“DDSP: Differentiable Digital Signal Processing,” submitted to arXiv on January 14, 2020 by Jesse Engel, Lamtharn Hantrakul, Chenjie Gu, and Adam Roberts at Google’s Magenta team, took a different path from the brute-force audio models of the time. Instead of asking a large neural network to predict the raw waveform from scratch, DDSP wires classic signal-processing components - oscillators, filters, and reverberation - directly into the network and lets the network control them.

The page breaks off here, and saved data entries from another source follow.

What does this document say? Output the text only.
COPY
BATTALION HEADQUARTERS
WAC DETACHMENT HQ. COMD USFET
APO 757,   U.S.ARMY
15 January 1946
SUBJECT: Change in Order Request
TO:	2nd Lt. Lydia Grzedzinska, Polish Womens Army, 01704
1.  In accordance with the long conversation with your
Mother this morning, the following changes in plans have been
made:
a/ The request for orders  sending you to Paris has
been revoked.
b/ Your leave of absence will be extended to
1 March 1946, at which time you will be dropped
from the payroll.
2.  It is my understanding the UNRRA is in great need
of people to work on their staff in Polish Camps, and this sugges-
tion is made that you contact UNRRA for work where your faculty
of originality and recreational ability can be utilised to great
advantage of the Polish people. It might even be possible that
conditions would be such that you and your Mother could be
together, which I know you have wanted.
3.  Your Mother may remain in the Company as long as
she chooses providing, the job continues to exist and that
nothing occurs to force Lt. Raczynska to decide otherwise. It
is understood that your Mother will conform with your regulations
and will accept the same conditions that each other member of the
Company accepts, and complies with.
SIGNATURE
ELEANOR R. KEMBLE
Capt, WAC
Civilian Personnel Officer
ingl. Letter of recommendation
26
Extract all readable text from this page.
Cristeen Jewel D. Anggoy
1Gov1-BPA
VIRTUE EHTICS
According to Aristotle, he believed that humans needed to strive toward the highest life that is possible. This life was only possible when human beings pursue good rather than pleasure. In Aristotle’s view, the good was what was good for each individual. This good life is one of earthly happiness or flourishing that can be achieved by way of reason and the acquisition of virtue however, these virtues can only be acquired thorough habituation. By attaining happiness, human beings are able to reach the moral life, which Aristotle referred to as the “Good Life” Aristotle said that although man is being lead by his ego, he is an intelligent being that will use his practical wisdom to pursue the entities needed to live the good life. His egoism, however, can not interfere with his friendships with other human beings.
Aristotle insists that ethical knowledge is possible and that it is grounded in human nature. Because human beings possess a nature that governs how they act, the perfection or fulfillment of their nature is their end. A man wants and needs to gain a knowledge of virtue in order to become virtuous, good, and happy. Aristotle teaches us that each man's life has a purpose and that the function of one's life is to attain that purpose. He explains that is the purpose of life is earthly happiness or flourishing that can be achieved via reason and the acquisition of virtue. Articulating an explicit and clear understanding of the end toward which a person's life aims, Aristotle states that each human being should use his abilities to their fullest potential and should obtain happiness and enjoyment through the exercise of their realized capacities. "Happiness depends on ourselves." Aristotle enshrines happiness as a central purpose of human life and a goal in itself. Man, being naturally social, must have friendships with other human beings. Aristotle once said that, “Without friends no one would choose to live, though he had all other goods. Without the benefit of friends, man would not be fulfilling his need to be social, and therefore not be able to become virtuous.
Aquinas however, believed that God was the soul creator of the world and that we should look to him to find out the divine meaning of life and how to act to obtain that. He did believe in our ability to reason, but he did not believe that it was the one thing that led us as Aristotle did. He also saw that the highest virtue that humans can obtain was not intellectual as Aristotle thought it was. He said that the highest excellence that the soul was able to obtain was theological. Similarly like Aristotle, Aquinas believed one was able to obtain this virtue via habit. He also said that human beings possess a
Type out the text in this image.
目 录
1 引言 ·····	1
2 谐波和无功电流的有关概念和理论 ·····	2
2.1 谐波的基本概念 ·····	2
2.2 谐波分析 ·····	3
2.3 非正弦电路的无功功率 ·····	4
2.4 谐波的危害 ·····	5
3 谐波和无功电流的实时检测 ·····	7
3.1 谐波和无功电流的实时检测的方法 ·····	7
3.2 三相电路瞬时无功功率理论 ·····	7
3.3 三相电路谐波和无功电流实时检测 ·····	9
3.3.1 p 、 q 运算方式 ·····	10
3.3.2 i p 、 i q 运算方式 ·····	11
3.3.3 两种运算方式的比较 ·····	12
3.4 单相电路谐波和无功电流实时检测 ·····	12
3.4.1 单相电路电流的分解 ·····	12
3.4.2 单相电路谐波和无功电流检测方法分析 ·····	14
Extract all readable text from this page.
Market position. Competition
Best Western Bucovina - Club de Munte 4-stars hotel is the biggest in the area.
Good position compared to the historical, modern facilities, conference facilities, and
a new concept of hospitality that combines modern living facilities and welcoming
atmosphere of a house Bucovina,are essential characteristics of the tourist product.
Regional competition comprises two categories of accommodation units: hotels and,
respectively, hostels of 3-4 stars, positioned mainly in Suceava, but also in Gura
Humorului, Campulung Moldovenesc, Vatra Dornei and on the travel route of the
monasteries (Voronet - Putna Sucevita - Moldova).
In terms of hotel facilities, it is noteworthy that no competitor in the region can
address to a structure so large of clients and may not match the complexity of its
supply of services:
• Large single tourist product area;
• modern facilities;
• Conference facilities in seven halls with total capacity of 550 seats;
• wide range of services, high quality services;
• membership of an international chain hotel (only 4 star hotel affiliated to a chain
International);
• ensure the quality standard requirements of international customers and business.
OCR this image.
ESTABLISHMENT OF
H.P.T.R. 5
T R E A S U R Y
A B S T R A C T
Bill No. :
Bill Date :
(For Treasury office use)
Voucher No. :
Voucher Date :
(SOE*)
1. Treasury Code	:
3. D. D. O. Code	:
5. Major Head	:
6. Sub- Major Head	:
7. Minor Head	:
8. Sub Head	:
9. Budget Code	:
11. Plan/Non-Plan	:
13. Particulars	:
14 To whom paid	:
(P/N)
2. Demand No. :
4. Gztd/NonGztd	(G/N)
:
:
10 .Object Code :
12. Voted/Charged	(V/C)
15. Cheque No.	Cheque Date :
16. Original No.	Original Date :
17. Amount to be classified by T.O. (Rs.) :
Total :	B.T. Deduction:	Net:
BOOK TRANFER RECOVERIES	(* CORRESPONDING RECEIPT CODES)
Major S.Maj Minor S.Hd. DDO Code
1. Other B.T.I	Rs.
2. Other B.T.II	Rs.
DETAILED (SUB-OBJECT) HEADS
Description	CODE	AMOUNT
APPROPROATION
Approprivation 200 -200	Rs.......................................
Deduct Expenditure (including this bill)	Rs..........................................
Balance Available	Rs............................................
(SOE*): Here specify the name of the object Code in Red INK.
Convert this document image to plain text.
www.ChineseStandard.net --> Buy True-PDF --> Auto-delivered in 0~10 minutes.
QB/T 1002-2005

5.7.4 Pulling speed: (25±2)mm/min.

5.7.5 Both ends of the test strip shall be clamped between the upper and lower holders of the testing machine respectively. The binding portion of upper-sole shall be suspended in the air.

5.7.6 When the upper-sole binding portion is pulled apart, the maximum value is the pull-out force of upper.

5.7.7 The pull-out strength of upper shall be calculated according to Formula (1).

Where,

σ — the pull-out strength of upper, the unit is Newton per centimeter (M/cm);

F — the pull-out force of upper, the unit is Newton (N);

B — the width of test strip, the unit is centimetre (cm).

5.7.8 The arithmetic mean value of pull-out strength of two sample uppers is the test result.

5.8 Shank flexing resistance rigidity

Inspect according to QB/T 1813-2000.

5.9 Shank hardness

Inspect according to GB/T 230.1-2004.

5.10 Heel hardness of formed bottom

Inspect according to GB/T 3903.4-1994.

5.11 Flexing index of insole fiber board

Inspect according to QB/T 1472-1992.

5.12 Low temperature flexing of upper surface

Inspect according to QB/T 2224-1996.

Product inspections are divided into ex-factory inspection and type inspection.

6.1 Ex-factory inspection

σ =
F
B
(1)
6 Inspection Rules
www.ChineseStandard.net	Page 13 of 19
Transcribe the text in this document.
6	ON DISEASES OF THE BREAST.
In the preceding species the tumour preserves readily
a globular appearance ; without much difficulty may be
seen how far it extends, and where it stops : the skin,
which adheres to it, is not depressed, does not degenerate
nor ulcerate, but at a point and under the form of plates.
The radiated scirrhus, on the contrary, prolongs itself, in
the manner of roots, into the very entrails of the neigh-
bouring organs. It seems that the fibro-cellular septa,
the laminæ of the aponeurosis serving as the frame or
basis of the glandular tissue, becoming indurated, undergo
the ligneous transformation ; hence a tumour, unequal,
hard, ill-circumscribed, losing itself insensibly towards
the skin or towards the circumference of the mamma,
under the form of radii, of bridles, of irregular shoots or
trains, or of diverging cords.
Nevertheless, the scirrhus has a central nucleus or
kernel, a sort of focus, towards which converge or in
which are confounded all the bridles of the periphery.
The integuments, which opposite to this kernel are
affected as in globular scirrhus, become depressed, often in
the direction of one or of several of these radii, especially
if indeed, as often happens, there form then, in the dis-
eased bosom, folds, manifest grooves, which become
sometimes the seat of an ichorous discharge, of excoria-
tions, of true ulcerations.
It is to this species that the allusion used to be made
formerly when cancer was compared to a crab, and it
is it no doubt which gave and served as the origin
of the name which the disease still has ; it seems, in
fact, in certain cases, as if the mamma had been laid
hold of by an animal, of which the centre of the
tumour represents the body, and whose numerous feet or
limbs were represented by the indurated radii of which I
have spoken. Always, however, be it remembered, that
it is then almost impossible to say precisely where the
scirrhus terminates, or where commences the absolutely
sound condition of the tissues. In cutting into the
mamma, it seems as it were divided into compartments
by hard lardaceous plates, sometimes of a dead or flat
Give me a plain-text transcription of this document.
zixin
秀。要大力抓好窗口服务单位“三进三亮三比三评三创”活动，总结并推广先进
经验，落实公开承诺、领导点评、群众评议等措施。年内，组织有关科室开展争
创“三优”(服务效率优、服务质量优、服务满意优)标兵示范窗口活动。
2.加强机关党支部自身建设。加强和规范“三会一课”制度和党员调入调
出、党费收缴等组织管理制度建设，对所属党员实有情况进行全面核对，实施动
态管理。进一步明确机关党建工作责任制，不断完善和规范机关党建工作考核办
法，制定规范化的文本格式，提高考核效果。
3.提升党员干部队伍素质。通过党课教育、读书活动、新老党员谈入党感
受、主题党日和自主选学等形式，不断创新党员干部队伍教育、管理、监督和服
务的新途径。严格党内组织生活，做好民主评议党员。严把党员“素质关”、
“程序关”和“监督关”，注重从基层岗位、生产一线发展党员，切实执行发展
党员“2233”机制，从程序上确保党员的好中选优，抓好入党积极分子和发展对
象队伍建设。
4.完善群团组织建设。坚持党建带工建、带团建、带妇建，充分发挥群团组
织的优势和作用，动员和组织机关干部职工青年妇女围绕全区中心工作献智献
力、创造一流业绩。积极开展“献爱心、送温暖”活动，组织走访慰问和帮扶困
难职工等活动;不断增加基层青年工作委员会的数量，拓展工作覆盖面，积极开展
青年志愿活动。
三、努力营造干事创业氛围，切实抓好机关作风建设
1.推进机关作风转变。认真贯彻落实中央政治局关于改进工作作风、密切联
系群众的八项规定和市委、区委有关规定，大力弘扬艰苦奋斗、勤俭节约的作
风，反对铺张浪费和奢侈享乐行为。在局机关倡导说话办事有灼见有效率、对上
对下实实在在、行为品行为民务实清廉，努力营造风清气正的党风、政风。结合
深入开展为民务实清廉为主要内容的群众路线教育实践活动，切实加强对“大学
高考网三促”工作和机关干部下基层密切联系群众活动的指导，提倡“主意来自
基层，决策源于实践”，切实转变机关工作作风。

The trick is that these synthesizer building blocks are written so that gradients can flow through them, which means a network can learn to drive them during ordinary training. Because the model is built from interpretable parts, each piece can be manipulated on its own: you can shift pitch, change loudness, extrapolate beyond the training range, remove reverb, or transfer the timbre of one instrument onto another. The paper showed this achieves high-fidelity audio without the giant autoregressive models or adversarial losses that competing methods relied on, and released the code as an open library.
Why business readers should care: DDSP is a clean example of fusing decades of domain engineering with deep learning rather than discarding it. The hybrid is smaller, more controllable, and more interpretable than an end-to-end black box, a tradeoff that matters whenever a creative tool needs predictable, tweakable behavior.